Ectopic bone formation in soft tissue such as fat is a rare pathologic condition observed in patients with fibrosis ossificans progressiva, an inherited disease. While the etiology of the disease is not completely understood, it arises in part from the abnormal expression of BMP by lymphocytes localized to sites of soft tissue injury (Kaplan et al. (1997) J Bone Min Res 12:855; Shafritz et al. (1996) N Engl J Med 335:555–561]). Bone formation is also observed on rare occasions in lipomas (Katzer (1989) Path Res Pract 184:437–443).

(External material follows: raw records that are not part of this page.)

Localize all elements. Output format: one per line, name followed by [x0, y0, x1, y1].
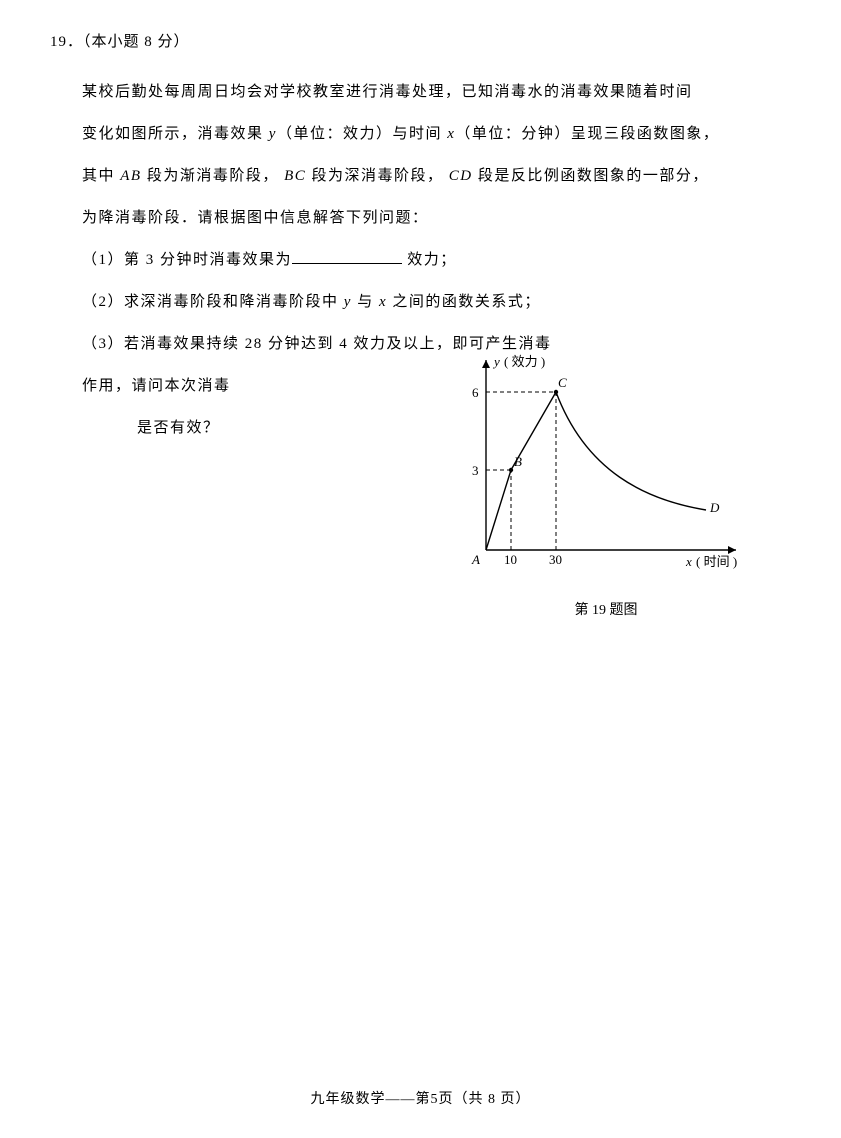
question-points: （本小题 8 分） [83, 34, 190, 50]
svg-text:y: y [492, 354, 500, 369]
svg-text:D: D [709, 500, 720, 515]
svg-text:A: A [471, 552, 480, 567]
var-y: y [269, 126, 277, 142]
body-line-2: 变化如图所示，消毒效果 y（单位：效力）与时间 x（单位：分钟）呈现三段函数图象… [82, 113, 791, 155]
var-y-2: y [344, 294, 352, 310]
footer-text: 九年级数学——第5页（共 8 页） [311, 1092, 531, 1107]
sub-question-1: （1）第 3 分钟时消毒效果为 效力； [82, 239, 791, 281]
question-number: 19． [50, 34, 83, 50]
svg-text:30: 30 [549, 552, 562, 567]
sub-question-2: （2）求深消毒阶段和降消毒阶段中 y 与 x 之间的函数关系式； [82, 281, 791, 323]
svg-text:x: x [685, 554, 692, 569]
var-x-2: x [379, 294, 387, 310]
svg-text:( 效力 ): ( 效力 ) [504, 354, 545, 369]
body-line-4: 为降消毒阶段．请根据图中信息解答下列问题： [82, 197, 791, 239]
page-footer: 九年级数学——第5页（共 8 页） [0, 1088, 841, 1108]
question-header: 19．（本小题 8 分） [50, 30, 791, 51]
svg-text:10: 10 [504, 552, 517, 567]
answer-blank-1[interactable] [292, 248, 402, 264]
svg-text:6: 6 [472, 385, 479, 400]
chart-svg: y ( 效力 ) x ( 时间 ) A 6 3 10 30 B C D [456, 350, 746, 590]
svg-text:( 时间 ): ( 时间 ) [696, 554, 737, 569]
body-line-1: 某校后勤处每周周日均会对学校教室进行消毒处理，已知消毒水的消毒效果随着时间 [82, 71, 791, 113]
segment-bc: BC [284, 168, 306, 184]
svg-text:3: 3 [472, 463, 479, 478]
chart-figure: y ( 效力 ) x ( 时间 ) A 6 3 10 30 B C D 第 19 题图 [456, 350, 756, 619]
figure-caption: 第 19 题图 [456, 599, 756, 619]
segment-cd: CD [449, 168, 473, 184]
svg-text:C: C [558, 375, 567, 390]
segment-ab: AB [120, 168, 141, 184]
body-line-3: 其中 AB 段为渐消毒阶段， BC 段为深消毒阶段， CD 段是反比例函数图象的… [82, 155, 791, 197]
svg-text:B: B [514, 454, 522, 469]
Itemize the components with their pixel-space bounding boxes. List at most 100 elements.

The stromal-vascular fraction isolated from adipose tissue after collagenase treatment has been demonstrated to contain a large quantity of preadipocytes, or cells that are predisposed to differentiate into adipocytes (Hauner et al. (1989) J Clin Invest 34:1663–1670). These cells can spontaneously differentiate into adipocytes at relatively low frequency or respond to adipogenic agonists such as thiazolidinediones to a much higher frequency of differentiation (Halvorsen (1997) Strategies 11:58–60; Digby (1997) Diabetes 4:138–141). There is evidence to suggest that stromal cells exhibit a reciprocal pattern of differentiation between these lineages (Gimble et al. (1996) Bone 19:421–428; Bennett et al. (1991) J Cell Sci 99:131–139; Beresford et al. (1992) J Cell Sci 102:341–351). Specifically, adipogenesis is accompanied by reduced osteoblastic potential while osteogenesis is accompanied by reduced adipogenic potential.
Under certain conditions, bone marrow stromal cells can be differentiated into adipocytes. In fact, several bone stromal cell lines have been extensively characterized with respect to this ability (Gimble et al. (1990) Eur J Immunol 20:379–387; Gimble et al. (1992) J Cell Biochem 50:73–82; Gimble et al. (1996) Bone 19:421–428). However, prior to the instant invention, it was not known that stromal cells isolated from adipose tissue could be made to differentiate into osteoblasts.